Well I don’t think so.

First, op is talking about Chrome which is not an Apple software. And I can testify that I observed the same behavior with other software which are really not optimized for macOS or even at all. Jetbrains IDEs are fast on M*.

Also, processor manufacturers are contributors of the Linux kernel and have economical interest in having Linux behave as fast as they can on their platforms if they want to sell them to datacenters.

I think it’s something else. Probably unified the memory ?

Chrome uses tons of APIs from MacOS, and all that code is very well optimized by Apple.

I remember disassembling Apple’s memcpy function on ARM64 and being amazed at how much customization they did just for that little function to be as efficient as possible for each length of a (small) memory buffer.

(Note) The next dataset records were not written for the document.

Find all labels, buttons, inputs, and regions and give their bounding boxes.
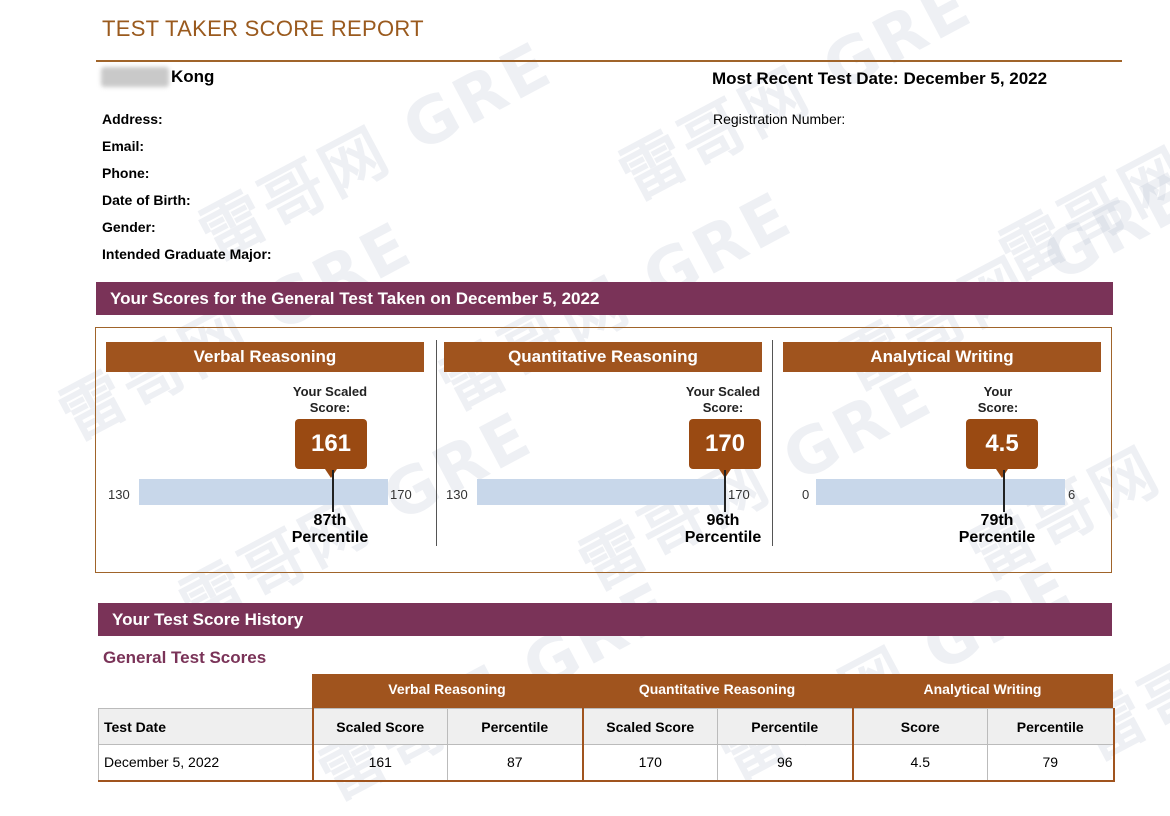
verbal-scale-max: 170: [390, 487, 412, 502]
history-column-headers: Test Date Scaled Score Percentile Scaled…: [98, 708, 1115, 745]
verbal-score-box: 161: [295, 419, 367, 478]
general-test-scores-title: General Test Scores: [103, 648, 267, 667]
writing-percentile-cell: 79: [987, 744, 1115, 782]
most-recent-test-date: Most Recent Test Date: December 5, 2022: [712, 69, 1048, 88]
score-history-table: Test Date Scaled Score Percentile Scaled…: [98, 708, 1115, 782]
score-history-heading: Your Test Score History: [98, 603, 1112, 636]
quant-scale-min: 130: [446, 487, 468, 502]
table-row: December 5, 2022 161 87 170 96 4.5 79: [98, 744, 1115, 782]
column-header: Score: [851, 708, 988, 745]
section-divider: [772, 340, 773, 546]
verbal-percentile: 87th Percentile: [291, 512, 369, 546]
registration-number-label: Registration Number:: [713, 111, 846, 127]
intended-major-label: Intended Graduate Major:: [102, 246, 272, 262]
verbal-score-scale: [139, 479, 388, 505]
history-quant-group-header: Quantitative Reasoning: [582, 674, 852, 708]
test-date-cell: December 5, 2022: [98, 744, 313, 782]
column-header: Test Date: [98, 708, 313, 745]
quant-score-pointer: [724, 470, 726, 512]
date-of-birth-label: Date of Birth:: [102, 192, 191, 208]
writing-scale-max: 6: [1068, 487, 1076, 502]
test-taker-name: Kong: [171, 67, 215, 86]
quant-percentile: 96th Percentile: [684, 512, 762, 546]
verbal-score-pointer: [331, 470, 334, 512]
verbal-scaled-score-cell: 161: [311, 744, 448, 782]
quant-scale-max: 170: [728, 487, 750, 502]
quant-score-box: 170: [689, 419, 761, 478]
quantitative-reasoning-header: Quantitative Reasoning: [444, 342, 762, 372]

memcpy (and the other string routines) are some of the library functions that most benefit from heavy optimisation and tuning for specific CPUs -- they get hit a lot, and careful adjustment of the code can get major performance wins by ensuring that the full memory bandwidth of the CPU is being used (which may involve using specific load instructions, deciding whether using the simd registers is better or not, and so on). So everybody who cares about performance optimises these routines pretty carefully, regardless of toolchain/OS. For instance the glibc versions are here:

https://github.com/bminor/glibc/tree/master/sysdeps/aarch64/...

and there are five versions specialised for either specific CPU models or for available architecture features.